Sunday, January 10, 2010: 8:50 AM
San Diego Ballroom Salon A (Marriott)
Timothy D. Hall , Central Michigan University, Mount Pleasant, MI

Academic historians frequently comply with state teacher preparation standards which appear at odds with their own assumptions about the central objectives of history teaching and learning.  This paper will explore this puzzle by mapping some of the conflicting assumptions and interests confronting stakeholders:  K-12 teachers, school districts, professional development providers, and state departments of education, who all answer to differing constituencies and bring differing expectations to standards development and implementation.  The documents which emerge from this clash of interests result in heavy doses of political maneuvering and compromise, in which university history departments played at best a marginal role.  

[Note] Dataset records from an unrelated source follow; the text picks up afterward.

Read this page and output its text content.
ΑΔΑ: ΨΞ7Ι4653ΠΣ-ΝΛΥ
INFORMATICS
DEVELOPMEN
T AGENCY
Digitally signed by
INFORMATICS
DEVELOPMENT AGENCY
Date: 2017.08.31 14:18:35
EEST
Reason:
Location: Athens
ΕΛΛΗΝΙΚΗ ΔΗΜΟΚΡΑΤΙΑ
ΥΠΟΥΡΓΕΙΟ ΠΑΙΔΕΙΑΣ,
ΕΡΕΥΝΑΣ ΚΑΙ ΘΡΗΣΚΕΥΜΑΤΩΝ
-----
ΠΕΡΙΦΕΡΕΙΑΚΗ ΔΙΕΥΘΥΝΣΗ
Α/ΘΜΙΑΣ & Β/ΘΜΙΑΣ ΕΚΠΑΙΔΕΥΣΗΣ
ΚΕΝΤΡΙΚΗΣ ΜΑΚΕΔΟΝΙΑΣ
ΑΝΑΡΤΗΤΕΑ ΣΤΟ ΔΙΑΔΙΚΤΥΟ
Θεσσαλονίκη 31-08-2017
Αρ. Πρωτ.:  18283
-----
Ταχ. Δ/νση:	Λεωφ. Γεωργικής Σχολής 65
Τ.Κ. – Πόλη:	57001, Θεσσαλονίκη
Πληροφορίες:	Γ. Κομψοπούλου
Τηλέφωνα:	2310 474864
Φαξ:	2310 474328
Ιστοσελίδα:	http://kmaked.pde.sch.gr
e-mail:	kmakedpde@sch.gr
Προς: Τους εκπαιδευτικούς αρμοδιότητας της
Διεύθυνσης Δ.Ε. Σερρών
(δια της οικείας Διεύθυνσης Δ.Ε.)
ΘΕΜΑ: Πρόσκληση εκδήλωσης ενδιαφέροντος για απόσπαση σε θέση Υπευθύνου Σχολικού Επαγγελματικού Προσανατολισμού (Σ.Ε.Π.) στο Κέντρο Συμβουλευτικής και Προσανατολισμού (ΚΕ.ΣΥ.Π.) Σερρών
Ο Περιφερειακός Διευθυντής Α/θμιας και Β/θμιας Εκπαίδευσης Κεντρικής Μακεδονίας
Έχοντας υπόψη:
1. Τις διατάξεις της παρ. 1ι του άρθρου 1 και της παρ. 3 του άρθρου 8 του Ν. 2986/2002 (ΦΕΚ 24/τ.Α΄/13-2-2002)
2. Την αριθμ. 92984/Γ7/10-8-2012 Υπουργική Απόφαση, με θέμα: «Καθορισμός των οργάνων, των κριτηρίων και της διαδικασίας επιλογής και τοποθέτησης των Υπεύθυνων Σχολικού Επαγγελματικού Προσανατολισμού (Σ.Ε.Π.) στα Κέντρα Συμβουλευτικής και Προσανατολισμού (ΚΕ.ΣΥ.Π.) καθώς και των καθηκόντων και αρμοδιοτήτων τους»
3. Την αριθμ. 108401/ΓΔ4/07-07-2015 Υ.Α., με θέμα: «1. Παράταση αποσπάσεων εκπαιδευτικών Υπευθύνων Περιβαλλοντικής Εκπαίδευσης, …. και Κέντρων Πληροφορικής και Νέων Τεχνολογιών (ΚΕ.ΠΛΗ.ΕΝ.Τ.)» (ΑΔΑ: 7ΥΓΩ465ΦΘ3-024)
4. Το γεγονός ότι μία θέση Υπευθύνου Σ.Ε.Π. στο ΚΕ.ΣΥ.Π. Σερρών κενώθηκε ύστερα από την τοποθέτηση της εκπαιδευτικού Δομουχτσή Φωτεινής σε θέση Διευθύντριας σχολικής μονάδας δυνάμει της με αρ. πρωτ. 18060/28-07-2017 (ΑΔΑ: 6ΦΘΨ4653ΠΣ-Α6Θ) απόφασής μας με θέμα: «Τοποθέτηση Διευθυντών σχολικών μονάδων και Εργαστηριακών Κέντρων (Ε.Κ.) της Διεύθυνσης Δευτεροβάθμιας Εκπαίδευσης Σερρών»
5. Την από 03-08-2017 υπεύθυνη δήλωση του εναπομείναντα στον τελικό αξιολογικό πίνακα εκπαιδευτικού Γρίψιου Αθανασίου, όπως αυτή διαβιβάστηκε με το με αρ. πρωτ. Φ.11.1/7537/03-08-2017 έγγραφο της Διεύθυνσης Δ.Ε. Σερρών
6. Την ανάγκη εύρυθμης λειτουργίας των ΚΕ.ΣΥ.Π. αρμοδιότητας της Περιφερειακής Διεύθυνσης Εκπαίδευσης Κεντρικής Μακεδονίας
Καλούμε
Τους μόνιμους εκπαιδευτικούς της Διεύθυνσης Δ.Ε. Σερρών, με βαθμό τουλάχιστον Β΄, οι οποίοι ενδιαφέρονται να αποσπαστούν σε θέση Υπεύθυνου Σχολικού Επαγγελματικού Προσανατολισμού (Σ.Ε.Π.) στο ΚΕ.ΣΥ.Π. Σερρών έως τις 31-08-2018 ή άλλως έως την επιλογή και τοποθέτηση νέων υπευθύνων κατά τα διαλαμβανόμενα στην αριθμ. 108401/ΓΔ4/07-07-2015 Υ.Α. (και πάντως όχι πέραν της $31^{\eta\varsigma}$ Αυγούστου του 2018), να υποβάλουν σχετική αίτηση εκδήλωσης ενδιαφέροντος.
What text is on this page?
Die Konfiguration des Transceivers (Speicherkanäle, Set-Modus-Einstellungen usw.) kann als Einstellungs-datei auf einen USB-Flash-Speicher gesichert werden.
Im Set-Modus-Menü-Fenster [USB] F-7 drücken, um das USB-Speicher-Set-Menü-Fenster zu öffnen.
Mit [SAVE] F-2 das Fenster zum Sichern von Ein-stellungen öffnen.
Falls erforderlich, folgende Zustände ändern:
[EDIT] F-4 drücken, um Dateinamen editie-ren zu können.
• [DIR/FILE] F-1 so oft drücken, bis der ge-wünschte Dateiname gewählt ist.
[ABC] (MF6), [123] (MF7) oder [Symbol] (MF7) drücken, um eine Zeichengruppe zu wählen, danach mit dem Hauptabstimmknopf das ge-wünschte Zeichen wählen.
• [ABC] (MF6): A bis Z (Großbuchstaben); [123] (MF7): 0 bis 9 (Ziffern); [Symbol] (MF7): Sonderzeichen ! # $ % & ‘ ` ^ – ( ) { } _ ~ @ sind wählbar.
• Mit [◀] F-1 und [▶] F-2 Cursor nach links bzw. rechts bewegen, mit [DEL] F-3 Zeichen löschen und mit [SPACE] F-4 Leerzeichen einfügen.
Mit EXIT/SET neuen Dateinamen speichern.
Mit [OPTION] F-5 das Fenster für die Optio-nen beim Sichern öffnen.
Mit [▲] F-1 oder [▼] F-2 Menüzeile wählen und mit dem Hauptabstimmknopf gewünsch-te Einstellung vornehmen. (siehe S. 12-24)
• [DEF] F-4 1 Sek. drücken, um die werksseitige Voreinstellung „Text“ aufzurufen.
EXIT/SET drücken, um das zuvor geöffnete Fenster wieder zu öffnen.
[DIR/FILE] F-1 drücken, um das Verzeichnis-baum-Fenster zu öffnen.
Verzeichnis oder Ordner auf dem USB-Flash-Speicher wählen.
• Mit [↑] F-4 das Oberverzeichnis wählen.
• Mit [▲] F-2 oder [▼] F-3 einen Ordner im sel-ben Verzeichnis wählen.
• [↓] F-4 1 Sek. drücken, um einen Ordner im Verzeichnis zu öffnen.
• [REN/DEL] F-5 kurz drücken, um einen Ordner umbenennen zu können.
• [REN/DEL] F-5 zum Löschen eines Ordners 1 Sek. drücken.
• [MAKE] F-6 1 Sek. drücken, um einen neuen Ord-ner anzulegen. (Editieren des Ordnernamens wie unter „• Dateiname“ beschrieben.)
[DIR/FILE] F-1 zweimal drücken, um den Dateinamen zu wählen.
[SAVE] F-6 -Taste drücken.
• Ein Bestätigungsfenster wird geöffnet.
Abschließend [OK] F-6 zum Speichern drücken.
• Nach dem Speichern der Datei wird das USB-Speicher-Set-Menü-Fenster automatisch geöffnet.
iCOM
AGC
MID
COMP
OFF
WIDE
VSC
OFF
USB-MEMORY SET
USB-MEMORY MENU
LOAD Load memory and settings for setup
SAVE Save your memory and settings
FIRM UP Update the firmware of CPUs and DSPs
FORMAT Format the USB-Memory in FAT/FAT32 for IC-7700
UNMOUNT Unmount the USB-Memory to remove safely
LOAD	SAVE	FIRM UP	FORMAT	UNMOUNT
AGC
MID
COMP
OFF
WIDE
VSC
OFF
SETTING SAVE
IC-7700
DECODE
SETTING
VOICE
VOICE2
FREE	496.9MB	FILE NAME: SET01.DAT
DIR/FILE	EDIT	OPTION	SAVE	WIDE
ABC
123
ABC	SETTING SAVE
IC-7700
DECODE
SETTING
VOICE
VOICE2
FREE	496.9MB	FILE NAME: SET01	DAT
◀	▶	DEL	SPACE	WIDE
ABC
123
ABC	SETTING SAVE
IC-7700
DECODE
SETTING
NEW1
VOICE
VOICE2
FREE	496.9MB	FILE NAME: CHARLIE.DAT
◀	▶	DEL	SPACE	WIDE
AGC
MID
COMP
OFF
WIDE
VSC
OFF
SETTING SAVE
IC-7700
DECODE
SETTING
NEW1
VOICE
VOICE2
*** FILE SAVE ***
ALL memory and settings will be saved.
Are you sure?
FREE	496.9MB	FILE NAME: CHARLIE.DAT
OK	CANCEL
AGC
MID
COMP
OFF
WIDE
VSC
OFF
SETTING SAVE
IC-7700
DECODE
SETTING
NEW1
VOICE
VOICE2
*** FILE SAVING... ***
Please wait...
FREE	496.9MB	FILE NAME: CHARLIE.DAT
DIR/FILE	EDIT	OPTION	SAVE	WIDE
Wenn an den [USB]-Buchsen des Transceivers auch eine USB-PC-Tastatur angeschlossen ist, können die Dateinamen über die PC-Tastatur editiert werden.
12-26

This paper will take Michigan’s efforts at standards-setting and implementation as a case study, comparing the concerns Michigan’s social studies standards generated among teachers in service against how most faculty in the Department of History at Central Michigan University believe we should be preparing teachers for the field.   K-12 teachers in our TAH professional development workshops are concerned primarily about covering the standards through activities that work with kids.  The department, conversely, is concerned with helping its majors to develop their critical and analytical abilities, and less concerned with coverage.  The paper will explore this dichotomy in the interests of the various stakeholders, identifying points of contact in our differing perspectives which have served as conversation starters among our faculty, K-12 teachers, professional development providers, and state officials.  It will suggest ways in which points of common interest can provide an avenue for historians to make our own voices heard in standards revision.